Other use cases in materials science
Companies from the materials science industry looking to create new molecules for use in industry are among buyers of SDGR software licenses. Aerospace, semiconductors, and the energy sector are just some of the industries SDGR serves. I think there is room for growth in the use of computational methods for molecular discovery among these clients, as they use a lot of the same technology as the life sciences clients. However, the proportion of the company’s revenue and customers attributed to this focus is relatively small.
Predict the growth of the software business
The amount of money spent on research and development in life sciences is an important factor affecting demand dynamics. My concern is that funding opportunities for startups in the biotech industry have become more difficult in recent years due to the general economic climate. However, I believe SDGR’s value proposition wins here, and customers will remain invested in the SDGR platform because of the savings they get compared to real-world experiences.
In short, customers from the biopharmaceutical industry are the primary force behind the expansion of the software division. I think there is growing interest In the application of artificial intelligence and machine learning in the biopharmaceutical industry, mainly driven by the need to develop new drugs. To this end, I believe SDGR is in a great position to leverage their existing partnerships in order to further expand their technology capabilities, given their position as an established player and leader in the adoption of physics-based methods in machine learning.
short term growth
In the near future, I expect SDGR to reap the benefits of its well-established competitive advantage in the pharmaceutical industry.

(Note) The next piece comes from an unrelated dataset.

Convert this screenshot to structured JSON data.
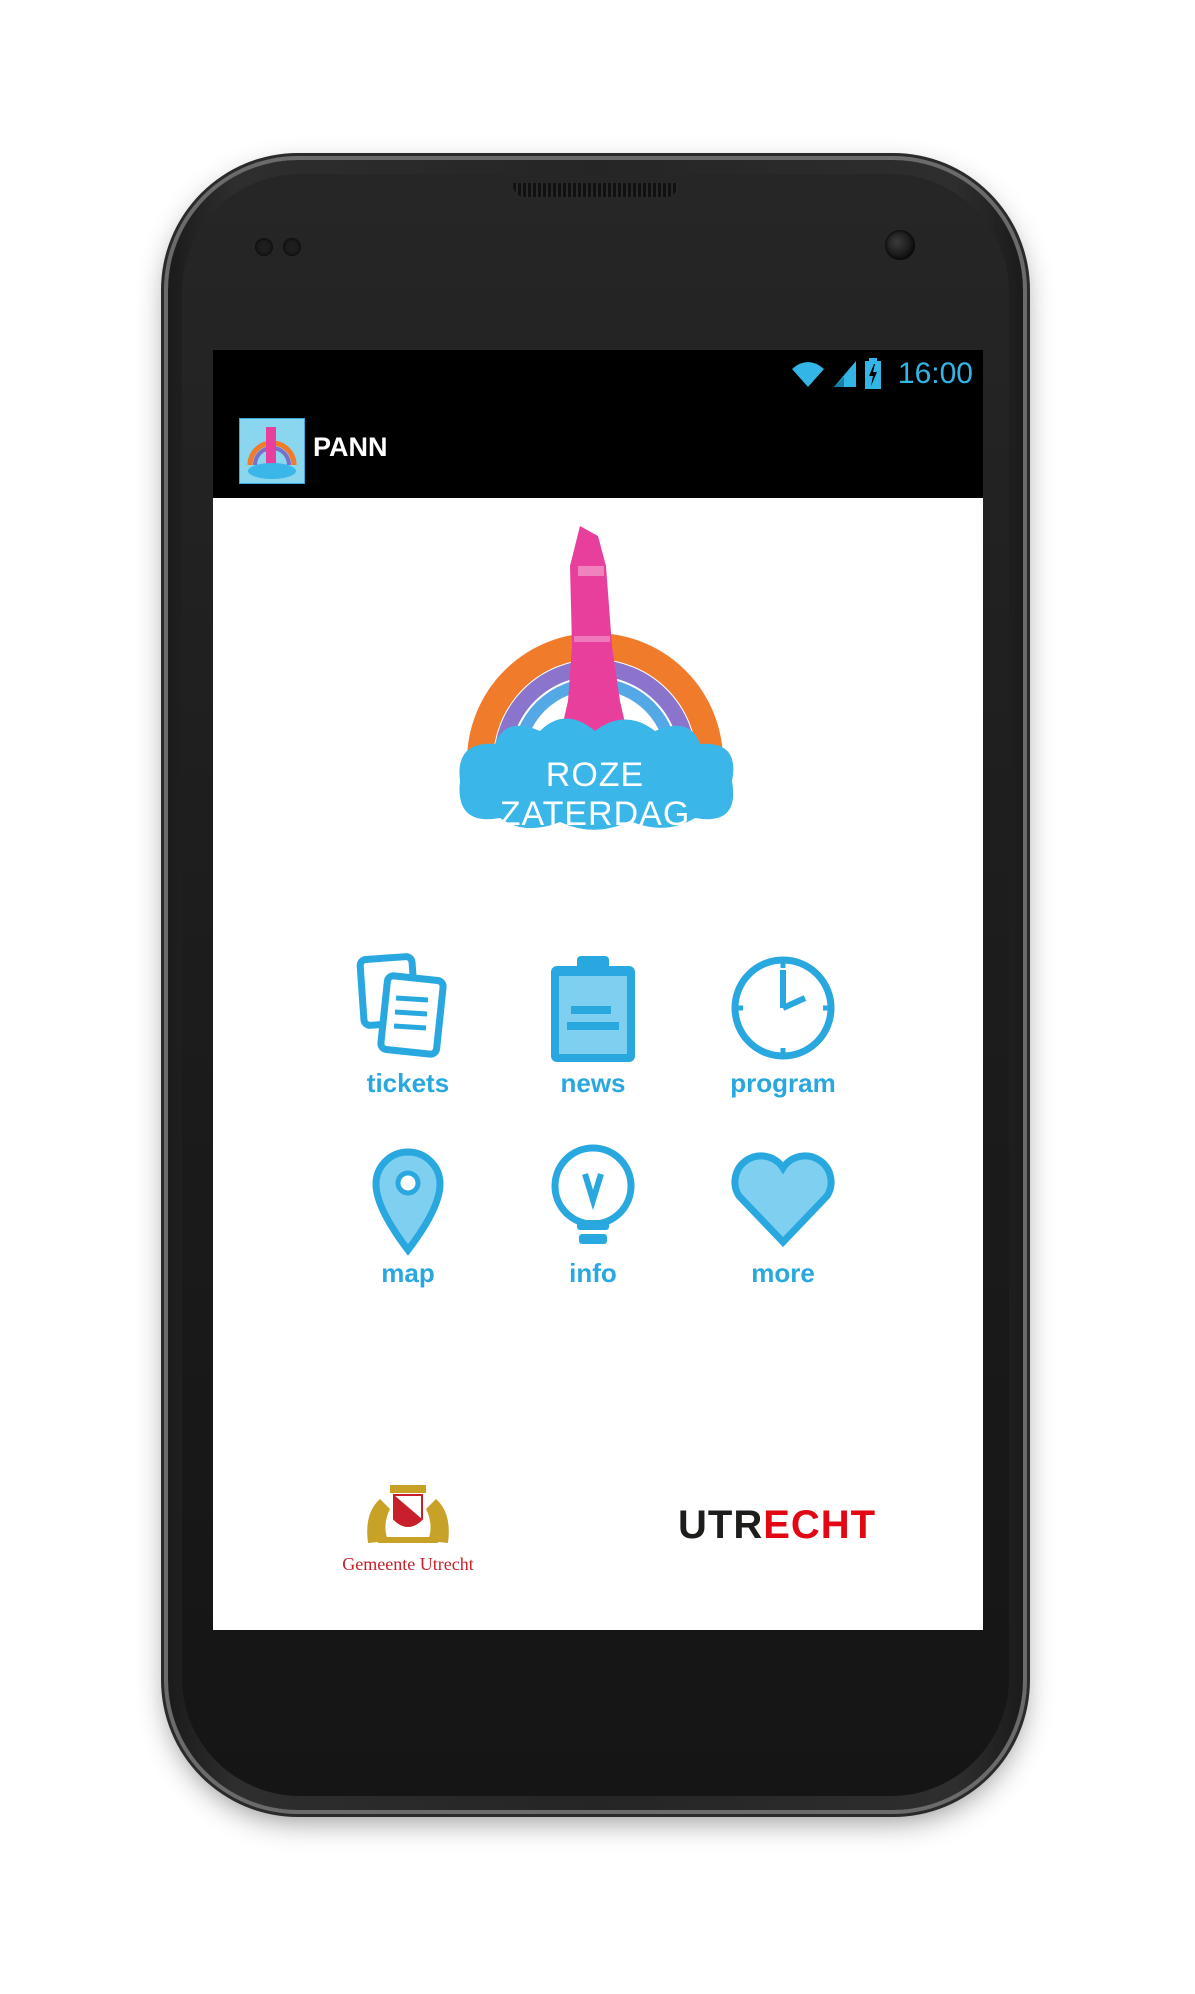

Underpinning this perspective is the long-standing computing platform, loyal customer base, and successful track record that SDGR enjoys through its partnerships. In addition to qualitative evidence, such as an increase in the number of programs progressing to the next stage, SDGR has provided quantitative measures to demonstrate its success in simplifying drug discovery. In addition, SDGR also has a very high retention rate (>97%). I think all of this is clear evidence of success.
assessment and model
Using consensus estimates, I believe the SDGR is $29.7 in FY ’23. My model focused solely on evaluating the platform business – which I believe has the most valuable offering and can be designed with a lot of certainty (as opposed to the drug development business which has binary outcomes).

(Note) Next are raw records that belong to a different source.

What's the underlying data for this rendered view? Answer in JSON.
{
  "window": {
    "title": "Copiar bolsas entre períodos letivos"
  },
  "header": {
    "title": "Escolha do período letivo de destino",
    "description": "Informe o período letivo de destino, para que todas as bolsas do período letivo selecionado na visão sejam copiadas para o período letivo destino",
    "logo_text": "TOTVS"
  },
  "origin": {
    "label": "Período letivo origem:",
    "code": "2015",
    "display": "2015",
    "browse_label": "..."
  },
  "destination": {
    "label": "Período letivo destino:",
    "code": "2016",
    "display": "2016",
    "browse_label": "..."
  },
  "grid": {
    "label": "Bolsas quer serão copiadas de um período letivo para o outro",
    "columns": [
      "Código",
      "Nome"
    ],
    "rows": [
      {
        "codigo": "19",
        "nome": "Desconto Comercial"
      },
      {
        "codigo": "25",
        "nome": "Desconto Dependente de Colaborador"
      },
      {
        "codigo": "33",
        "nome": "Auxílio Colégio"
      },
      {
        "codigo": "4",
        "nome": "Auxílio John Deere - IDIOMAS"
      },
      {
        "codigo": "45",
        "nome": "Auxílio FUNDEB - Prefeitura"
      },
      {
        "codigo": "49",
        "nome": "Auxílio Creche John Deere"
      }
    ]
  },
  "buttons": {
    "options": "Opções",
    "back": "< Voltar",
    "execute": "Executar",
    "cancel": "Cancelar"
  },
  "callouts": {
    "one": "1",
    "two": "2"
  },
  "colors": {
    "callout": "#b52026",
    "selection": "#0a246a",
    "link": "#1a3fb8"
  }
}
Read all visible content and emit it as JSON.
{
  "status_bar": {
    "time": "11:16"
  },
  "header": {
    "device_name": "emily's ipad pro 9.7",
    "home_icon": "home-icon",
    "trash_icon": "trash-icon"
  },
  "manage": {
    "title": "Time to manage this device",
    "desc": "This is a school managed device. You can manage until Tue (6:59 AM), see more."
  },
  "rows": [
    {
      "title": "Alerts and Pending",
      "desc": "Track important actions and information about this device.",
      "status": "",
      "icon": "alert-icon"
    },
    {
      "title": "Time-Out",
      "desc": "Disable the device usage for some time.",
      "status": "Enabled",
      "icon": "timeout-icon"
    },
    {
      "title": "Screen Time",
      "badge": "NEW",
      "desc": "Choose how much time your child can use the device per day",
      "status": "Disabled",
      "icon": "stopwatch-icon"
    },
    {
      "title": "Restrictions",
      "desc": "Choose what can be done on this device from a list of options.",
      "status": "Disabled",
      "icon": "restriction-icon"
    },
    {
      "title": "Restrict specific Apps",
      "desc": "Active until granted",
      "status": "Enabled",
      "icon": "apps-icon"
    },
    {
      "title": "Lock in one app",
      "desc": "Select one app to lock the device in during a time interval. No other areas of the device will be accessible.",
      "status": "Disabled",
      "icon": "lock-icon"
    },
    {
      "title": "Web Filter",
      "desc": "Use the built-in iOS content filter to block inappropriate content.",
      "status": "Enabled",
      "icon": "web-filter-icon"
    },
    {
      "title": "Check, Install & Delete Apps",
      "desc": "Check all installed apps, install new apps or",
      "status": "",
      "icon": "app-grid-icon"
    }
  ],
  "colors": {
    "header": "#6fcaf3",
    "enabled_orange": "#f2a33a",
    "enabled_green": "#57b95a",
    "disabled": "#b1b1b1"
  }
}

Now, the question is what valuation multiple should a company with a strong value proposition, high retention rates, high gross margin, and growth prospects trade at? I think it’s much higher than 4.8x but to be conservative I assumed it would trade at that level.
There is technological competition from other companies offering computational platforms that increasingly use physics-based methods. While the underlying technology for all machine learning applications is the same, the careful selection of training inputs and final application is what sets each company apart. Although SDGR has been ahead of the curve in this area, competitors such as Exscientia (EXAI) are starting to see the potential and offer the feature on their own platforms.

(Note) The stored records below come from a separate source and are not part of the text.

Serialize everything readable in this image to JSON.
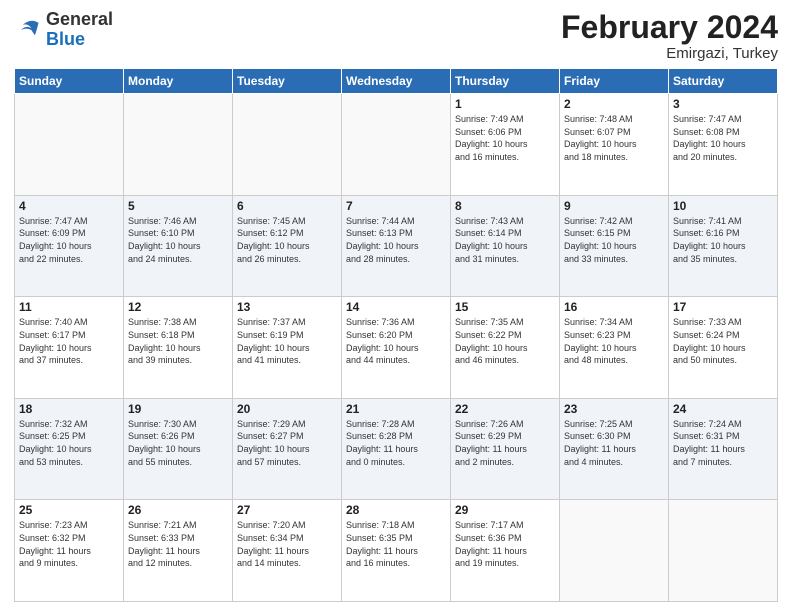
{
  "header": {
    "logo": {
      "line1": "General",
      "line2": "Blue"
    },
    "title": "February 2024",
    "location": "Emirgazi, Turkey"
  },
  "weekdays": [
    "Sunday",
    "Monday",
    "Tuesday",
    "Wednesday",
    "Thursday",
    "Friday",
    "Saturday"
  ],
  "rows": [
    {
      "cells": [
        {
          "day": "",
          "info": ""
        },
        {
          "day": "",
          "info": ""
        },
        {
          "day": "",
          "info": ""
        },
        {
          "day": "",
          "info": ""
        },
        {
          "day": "1",
          "info": "Sunrise: 7:49 AM\nSunset: 6:06 PM\nDaylight: 10 hours\nand 16 minutes."
        },
        {
          "day": "2",
          "info": "Sunrise: 7:48 AM\nSunset: 6:07 PM\nDaylight: 10 hours\nand 18 minutes."
        },
        {
          "day": "3",
          "info": "Sunrise: 7:47 AM\nSunset: 6:08 PM\nDaylight: 10 hours\nand 20 minutes."
        }
      ]
    },
    {
      "cells": [
        {
          "day": "4",
          "info": "Sunrise: 7:47 AM\nSunset: 6:09 PM\nDaylight: 10 hours\nand 22 minutes."
        },
        {
          "day": "5",
          "info": "Sunrise: 7:46 AM\nSunset: 6:10 PM\nDaylight: 10 hours\nand 24 minutes."
        },
        {
          "day": "6",
          "info": "Sunrise: 7:45 AM\nSunset: 6:12 PM\nDaylight: 10 hours\nand 26 minutes."
        },
        {
          "day": "7",
          "info": "Sunrise: 7:44 AM\nSunset: 6:13 PM\nDaylight: 10 hours\nand 28 minutes."
        },
        {
          "day": "8",
          "info": "Sunrise: 7:43 AM\nSunset: 6:14 PM\nDaylight: 10 hours\nand 31 minutes."
        },
        {
          "day": "9",
          "info": "Sunrise: 7:42 AM\nSunset: 6:15 PM\nDaylight: 10 hours\nand 33 minutes."
        },
        {
          "day": "10",
          "info": "Sunrise: 7:41 AM\nSunset: 6:16 PM\nDaylight: 10 hours\nand 35 minutes."
        }
      ]
    },
    {
      "cells": [
        {
          "day": "11",
          "info": "Sunrise: 7:40 AM\nSunset: 6:17 PM\nDaylight: 10 hours\nand 37 minutes."
        },
        {
          "day": "12",
          "info": "Sunrise: 7:38 AM\nSunset: 6:18 PM\nDaylight: 10 hours\nand 39 minutes."
        },
        {
          "day": "13",
          "info": "Sunrise: 7:37 AM\nSunset: 6:19 PM\nDaylight: 10 hours\nand 41 minutes."
        },
        {
          "day": "14",
          "info": "Sunrise: 7:36 AM\nSunset: 6:20 PM\nDaylight: 10 hours\nand 44 minutes."
        },
        {
          "day": "15",
          "info": "Sunrise: 7:35 AM\nSunset: 6:22 PM\nDaylight: 10 hours\nand 46 minutes."
        },
        {
          "day": "16",
          "info": "Sunrise: 7:34 AM\nSunset: 6:23 PM\nDaylight: 10 hours\nand 48 minutes."
        },
        {
          "day": "17",
          "info": "Sunrise: 7:33 AM\nSunset: 6:24 PM\nDaylight: 10 hours\nand 50 minutes."
        }
      ]
    },
    {
      "cells": [
        {
          "day": "18",
          "info": "Sunrise: 7:32 AM\nSunset: 6:25 PM\nDaylight: 10 hours\nand 53 minutes."
        },
        {
          "day": "19",
          "info": "Sunrise: 7:30 AM\nSunset: 6:26 PM\nDaylight: 10 hours\nand 55 minutes."
        },
        {
          "day": "20",
          "info": "Sunrise: 7:29 AM\nSunset: 6:27 PM\nDaylight: 10 hours\nand 57 minutes."
        },
        {
          "day": "21",
          "info": "Sunrise: 7:28 AM\nSunset: 6:28 PM\nDaylight: 11 hours\nand 0 minutes."
        },
        {
          "day": "22",
          "info": "Sunrise: 7:26 AM\nSunset: 6:29 PM\nDaylight: 11 hours\nand 2 minutes."
        },
        {
          "day": "23",
          "info": "Sunrise: 7:25 AM\nSunset: 6:30 PM\nDaylight: 11 hours\nand 4 minutes."
        },
        {
          "day": "24",
          "info": "Sunrise: 7:24 AM\nSunset: 6:31 PM\nDaylight: 11 hours\nand 7 minutes."
        }
      ]
    },
    {
      "cells": [
        {
          "day": "25",
          "info": "Sunrise: 7:23 AM\nSunset: 6:32 PM\nDaylight: 11 hours\nand 9 minutes."
        },
        {
          "day": "26",
          "info": "Sunrise: 7:21 AM\nSunset: 6:33 PM\nDaylight: 11 hours\nand 12 minutes."
        },
        {
          "day": "27",
          "info": "Sunrise: 7:20 AM\nSunset: 6:34 PM\nDaylight: 11 hours\nand 14 minutes."
        },
        {
          "day": "28",
          "info": "Sunrise: 7:18 AM\nSunset: 6:35 PM\nDaylight: 11 hours\nand 16 minutes."
        },
        {
          "day": "29",
          "info": "Sunrise: 7:17 AM\nSunset: 6:36 PM\nDaylight: 11 hours\nand 19 minutes."
        },
        {
          "day": "",
          "info": ""
        },
        {
          "day": "",
          "info": ""
        }
      ]
    }
  ]
}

At first glance, SDGR may seem like a difficult biotechnology company to value due to the binary nature of the industry. However, the company’s core value stems from its cutting-edge computing platform, which delivers a compelling value proposition and meets the demanding demands of the biopharmaceutical industry. I believe that SDGR’s extensive background and years of computing data are major selling points for its software and will allow it to maintain its market dominance.